Les choses sérieuses commencent

EDITO

Explorer : parcourir un pays mal connu en l'étudiant avec soin. La définition du Petit Robert convient à merveille pour qualifier la mission que le Roi a confiée à Herman Van Rompuy, CD & V de choc.

Les quelques jours de flottement puis de consultations menées par Albert II auront au moins servi à quatre choses : donner du temps au temps et donc permettre aux esprits de se calmer, de prendre la température politique auprès des grands anciens (et au passage d'avoir l'avis des socialistes et des écolos, puisque Leterme ne l'avait pas fait), de consulter l'indispensable Dehaene sans froisser personne et, enfin, de laisser le CD&V/NV-A se livrer à sa propre auscultation.

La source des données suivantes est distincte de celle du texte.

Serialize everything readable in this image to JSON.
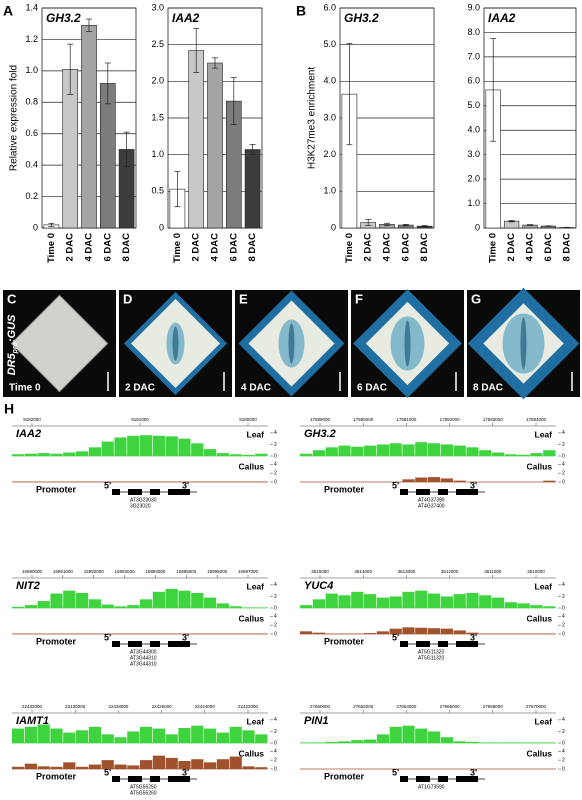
{
  "panel_labels": [
    "A",
    "B",
    "C",
    "D",
    "E",
    "F",
    "G",
    "H"
  ],
  "chart_data": [
    {
      "type": "bar",
      "title": "GH3.2",
      "ylabel": "Relative expression fold",
      "categories": [
        "Time 0",
        "2 DAC",
        "4 DAC",
        "6 DAC",
        "8 DAC"
      ],
      "values": [
        0.02,
        1.01,
        1.29,
        0.92,
        0.5
      ],
      "errors": [
        0.01,
        0.16,
        0.04,
        0.13,
        0.11
      ],
      "colors": [
        "#ffffff",
        "#c8c8c8",
        "#a4a4a4",
        "#7c7c7c",
        "#3c3c3c"
      ],
      "ylim": [
        0,
        1.4
      ],
      "yticks": [
        0,
        0.2,
        0.4,
        0.6,
        0.8,
        {
          "value": 1,
          "label": "1.0"
        },
        1.2,
        1.4
      ],
      "grid": true
    },
    {
      "type": "bar",
      "title": "IAA2",
      "categories": [
        "Time 0",
        "2 DAC",
        "4 DAC",
        "6 DAC",
        "8 DAC"
      ],
      "values": [
        0.53,
        2.42,
        2.25,
        1.73,
        1.07
      ],
      "errors": [
        0.24,
        0.3,
        0.07,
        0.32,
        0.07
      ],
      "colors": [
        "#ffffff",
        "#c8c8c8",
        "#a4a4a4",
        "#7c7c7c",
        "#3c3c3c"
      ],
      "ylim": [
        0,
        3
      ],
      "yticks": [
        0,
        0.5,
        {
          "value": 1,
          "label": "1.0"
        },
        1.5,
        {
          "value": 2,
          "label": "2.0"
        },
        2.5,
        {
          "value": 3,
          "label": "3.0"
        }
      ],
      "grid": true
    },
    {
      "type": "bar",
      "title": "GH3.2",
      "ylabel": "H3K27me3 enrichment",
      "categories": [
        "Time 0",
        "2 DAC",
        "4 DAC",
        "6 DAC",
        "8 DAC"
      ],
      "values": [
        3.65,
        0.15,
        0.1,
        0.08,
        0.05
      ],
      "errors": [
        1.38,
        0.08,
        0.03,
        0.02,
        0.02
      ],
      "colors": [
        "#ffffff",
        "#c8c8c8",
        "#a4a4a4",
        "#7c7c7c",
        "#3c3c3c"
      ],
      "ylim": [
        0,
        6
      ],
      "yticks": [
        0,
        {
          "value": 1,
          "label": "1.0"
        },
        {
          "value": 2,
          "label": "2.0"
        },
        {
          "value": 3,
          "label": "3.0"
        },
        {
          "value": 4,
          "label": "4.0"
        },
        {
          "value": 5,
          "label": "5.0"
        },
        {
          "value": 6,
          "label": "6.0"
        }
      ],
      "grid": true
    },
    {
      "type": "bar",
      "title": "IAA2",
      "categories": [
        "Time 0",
        "2 DAC",
        "4 DAC",
        "6 DAC",
        "8 DAC"
      ],
      "values": [
        5.65,
        0.28,
        0.12,
        0.08,
        0.02
      ],
      "errors": [
        2.1,
        0.03,
        0.02,
        0.01,
        0.01
      ],
      "colors": [
        "#ffffff",
        "#c8c8c8",
        "#a4a4a4",
        "#7c7c7c",
        "#3c3c3c"
      ],
      "ylim": [
        0,
        9
      ],
      "yticks": [
        0,
        {
          "value": 1,
          "label": "1.0"
        },
        {
          "value": 2,
          "label": "2.0"
        },
        {
          "value": 3,
          "label": "3.0"
        },
        {
          "value": 4,
          "label": "4.0"
        },
        {
          "value": 5,
          "label": "5.0"
        },
        {
          "value": 6,
          "label": "6.0"
        },
        {
          "value": 7,
          "label": "7.0"
        },
        {
          "value": 8,
          "label": "8.0"
        },
        {
          "value": 9,
          "label": "9.0"
        }
      ],
      "grid": true
    }
  ],
  "photos": {
    "reporter": {
      "name": "DR5",
      "subscript": "pro",
      "suffix": ":GUS"
    },
    "captions": [
      "Time 0",
      "2 DAC",
      "4 DAC",
      "6 DAC",
      "8 DAC"
    ]
  },
  "tracks": {
    "row_labels": [
      "Leaf",
      "Callus"
    ],
    "promoter": "Promoter",
    "five_prime": "5'",
    "three_prime": "3'",
    "yticks": [
      4,
      2,
      0
    ],
    "ylim": [
      0,
      4.5
    ],
    "loci": [
      {
        "gene": "IAA2",
        "coordinates": [
          "9182000",
          "9181000",
          "9180000"
        ],
        "gene_ids": [
          "AT3G23030",
          "3G23020"
        ],
        "leaf": [
          0.3,
          0.4,
          0.5,
          0.4,
          0.6,
          0.8,
          1.5,
          2.5,
          3.2,
          3.5,
          3.6,
          3.5,
          3.4,
          3.0,
          2.2,
          1.2,
          0.5,
          0.3,
          0.2,
          0.4
        ],
        "callus": [
          0.1,
          0.1,
          0.1,
          0.1,
          0.1,
          0.1,
          0.1,
          0.1,
          0.1,
          0.1,
          0.1,
          0.1,
          0.1,
          0.1,
          0.1,
          0.1,
          0.1,
          0.1,
          0.1,
          0.1
        ]
      },
      {
        "gene": "GH3.2",
        "coordinates": [
          "17589000",
          "17590000",
          "17591000",
          "17592000",
          "17593000",
          "17594000"
        ],
        "gene_ids": [
          "AT4G37390",
          "AT4G37400"
        ],
        "leaf": [
          0.4,
          1.0,
          1.5,
          1.8,
          1.6,
          1.8,
          2.0,
          2.2,
          2.0,
          2.4,
          2.2,
          2.0,
          1.8,
          1.5,
          1.0,
          0.6,
          0.3,
          0.2,
          0.5,
          1.0
        ],
        "callus": [
          0,
          0,
          0,
          0,
          0,
          0,
          0,
          0,
          0.6,
          1.0,
          1.1,
          0.8,
          0.3,
          0,
          0,
          0,
          0,
          0,
          0,
          0.3
        ]
      },
      {
        "gene": "NIT2",
        "coordinates": [
          "15990000",
          "15991000",
          "15992000",
          "15993000",
          "15994000",
          "15995000",
          "15996000",
          "15997000"
        ],
        "gene_ids": [
          "AT3G44300",
          "AT3G44310",
          "AT3G44310"
        ],
        "leaf": [
          0.2,
          0.5,
          1.2,
          2.5,
          3.0,
          2.6,
          1.5,
          0.6,
          0.3,
          0.5,
          1.5,
          2.8,
          3.3,
          3.0,
          2.6,
          1.8,
          0.8,
          0.3,
          0.1,
          0.1
        ],
        "callus": [
          0.1,
          0.1,
          0.1,
          0.1,
          0.1,
          0.1,
          0.1,
          0.1,
          0.1,
          0.1,
          0.1,
          0.1,
          0.1,
          0.1,
          0.1,
          0.1,
          0.1,
          0.1,
          0.1,
          0.1
        ]
      },
      {
        "gene": "YUC4",
        "coordinates": [
          "3615000",
          "3614000",
          "3613000",
          "3612000",
          "3611000",
          "3610000"
        ],
        "gene_ids": [
          "AT5G11320",
          "AT5G11320"
        ],
        "leaf": [
          0.5,
          1.5,
          2.5,
          2.2,
          2.8,
          2.4,
          1.8,
          2.0,
          2.8,
          3.0,
          2.5,
          2.0,
          2.4,
          2.6,
          2.2,
          1.8,
          1.0,
          0.8,
          0.5,
          0.3
        ],
        "callus": [
          0.6,
          0.3,
          0.1,
          0.1,
          0.1,
          0.2,
          0.6,
          1.2,
          1.5,
          1.4,
          1.3,
          1.2,
          0.8,
          0.3,
          0.1,
          0.1,
          0.1,
          0.1,
          0.1,
          0.1
        ]
      },
      {
        "gene": "IAMT1",
        "coordinates": [
          "22432000",
          "22430000",
          "22428000",
          "22426000",
          "22424000",
          "22422000"
        ],
        "gene_ids": [
          "AT5G55250",
          "AT5G55260"
        ],
        "leaf": [
          2.5,
          2.8,
          3.2,
          2.5,
          1.8,
          2.2,
          2.8,
          1.5,
          1.0,
          2.0,
          2.8,
          2.5,
          1.5,
          2.6,
          3.0,
          2.5,
          1.8,
          2.8,
          2.2,
          1.5
        ],
        "callus": [
          0.5,
          1.2,
          0.6,
          0.5,
          1.5,
          0.5,
          1.0,
          2.0,
          1.0,
          0.8,
          2.0,
          3.0,
          2.5,
          1.8,
          2.2,
          1.5,
          2.2,
          2.8,
          0.6,
          0.4
        ]
      },
      {
        "gene": "PIN1",
        "coordinates": [
          "27660000",
          "27662000",
          "27664000",
          "27666000",
          "27668000",
          "27670000"
        ],
        "gene_ids": [
          "AT1G73590"
        ],
        "leaf": [
          0.1,
          0.1,
          0.2,
          0.3,
          0.5,
          0.6,
          1.5,
          2.8,
          3.0,
          2.5,
          2.0,
          1.0,
          0.3,
          0.2,
          0.1,
          0.1,
          0.1,
          0.1,
          0.1,
          0.1
        ],
        "callus": [
          0,
          0,
          0,
          0,
          0,
          0,
          0,
          0,
          0,
          0,
          0,
          0,
          0,
          0,
          0,
          0,
          0,
          0,
          0,
          0
        ]
      }
    ]
  }
}
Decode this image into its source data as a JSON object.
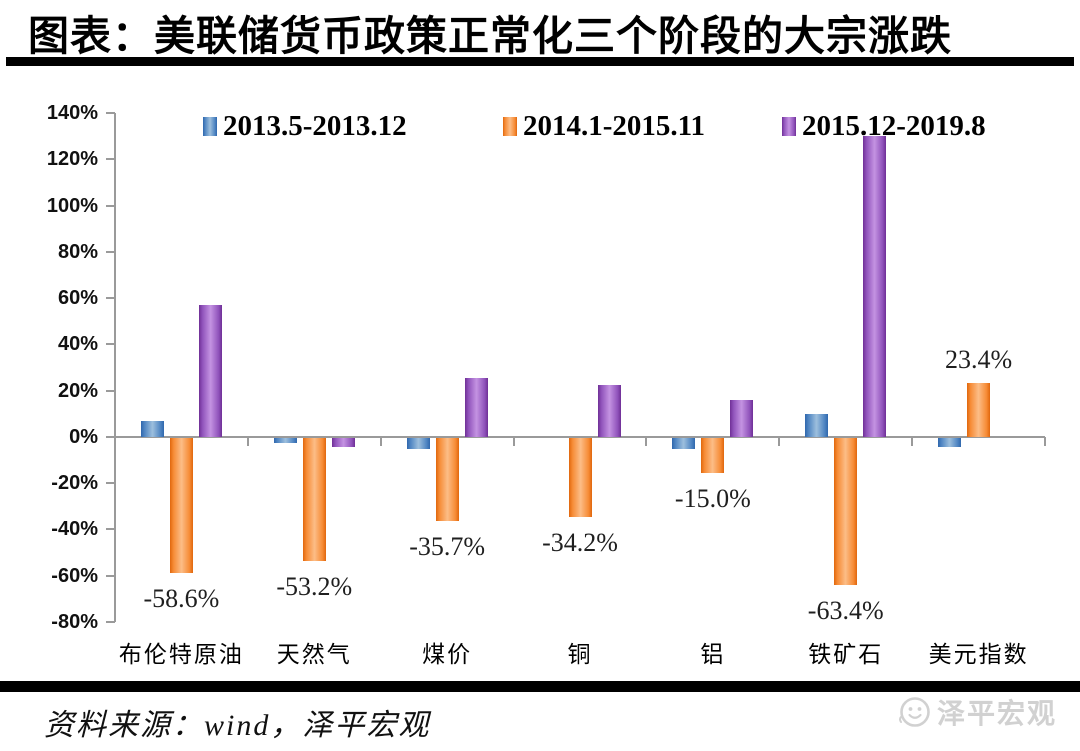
{
  "title": "图表：美联储货币政策正常化三个阶段的大宗涨跌",
  "chart_data": {
    "type": "bar",
    "title": "美联储货币政策正常化三个阶段的大宗涨跌",
    "categories": [
      "布伦特原油",
      "天然气",
      "煤价",
      "铜",
      "铝",
      "铁矿石",
      "美元指数"
    ],
    "series": [
      {
        "name": "2013.5-2013.12",
        "color": "#4f81bd",
        "values": [
          7,
          -2,
          -5,
          0,
          -5,
          10,
          -4
        ]
      },
      {
        "name": "2014.1-2015.11",
        "color": "#f79646",
        "values": [
          -58.6,
          -53.2,
          -35.7,
          -34.2,
          -15,
          -63.4,
          23.4
        ],
        "data_labels": [
          "-58.6%",
          "-53.2%",
          "-35.7%",
          "-34.2%",
          "-15.0%",
          "-63.4%",
          "23.4%"
        ]
      },
      {
        "name": "2015.12-2019.8",
        "color": "#9458c1",
        "values": [
          57,
          -4,
          25.5,
          22.5,
          16,
          130,
          0
        ]
      }
    ],
    "ylim": [
      -80,
      140
    ],
    "ytick_step": 20,
    "ytick_format": "percent",
    "grid": false,
    "legend_position": "top",
    "xlabel": "",
    "ylabel": ""
  },
  "footer": {
    "source": "资料来源：wind，泽平宏观",
    "watermark": "泽平宏观"
  }
}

C'est l'un des acquis de la semaine écoulée : il apparaît désormais clairement que la responsabilité du blocage de la négociation est à imputer au cartel social-chrétien-nationaliste flamand et à son formateur. Quoi de plus naturel, dès lors, qu'un de ses membres prenne la responsabilité de relancer la machine à négocier.

Le Roi, cette fois, a visé haut : il a choisi un homme rompu depuis des années à chercher les compromis, à trouver les ouvertures, à réaliser les synthèses. Il a suivi les cours du meilleur atelier de plomberie institutionnelle : celui de Jean-Luc Dehaene.

Revenons-y à Dehaene et à sa note - dont on se dit décidément qu'il est suffisamment madré pour dissimuler derrière une apparente maladresse une réelle volonté de la rendre publique - qui ouvre la possibilité d'avancer. Dehaene y relève cette évidence : il est impossible de faire entrer deux litres d'eau dans une bouteille d'un litre. Autrement dit : il est impossible pour un gouvernement ne disposant que d'une majorité simple de faire un programme nécessitant une majorité des deux tiers. Il faut donc découpler l'action socio-économique du gouvernement des exigences institutionnelles. Et Dehaene de s'interroger, dans cette note, sur l'attitude de la NV-A, dans cette hypothèse.

Ainsi apparaît avec évidence le fait que son allié nationaliste tient le CD & V en otage : sans la NV-A, plus de majorité côté flamand, plus de majorité du tout même.

C'est dire que si la météo s'améliore un peu, il faudra bien du talent à Herman Van Rompuy pour quitter la zone des tempêtes. Son atout principal sera sa capacité à restaurer la confiance - si elle a existé au long de ces 80 jours - entre les "peut-être futurs partenaires". C'est peu et c'est beaucoup. Puisque c'est ce qui a manqué jusqu'ici.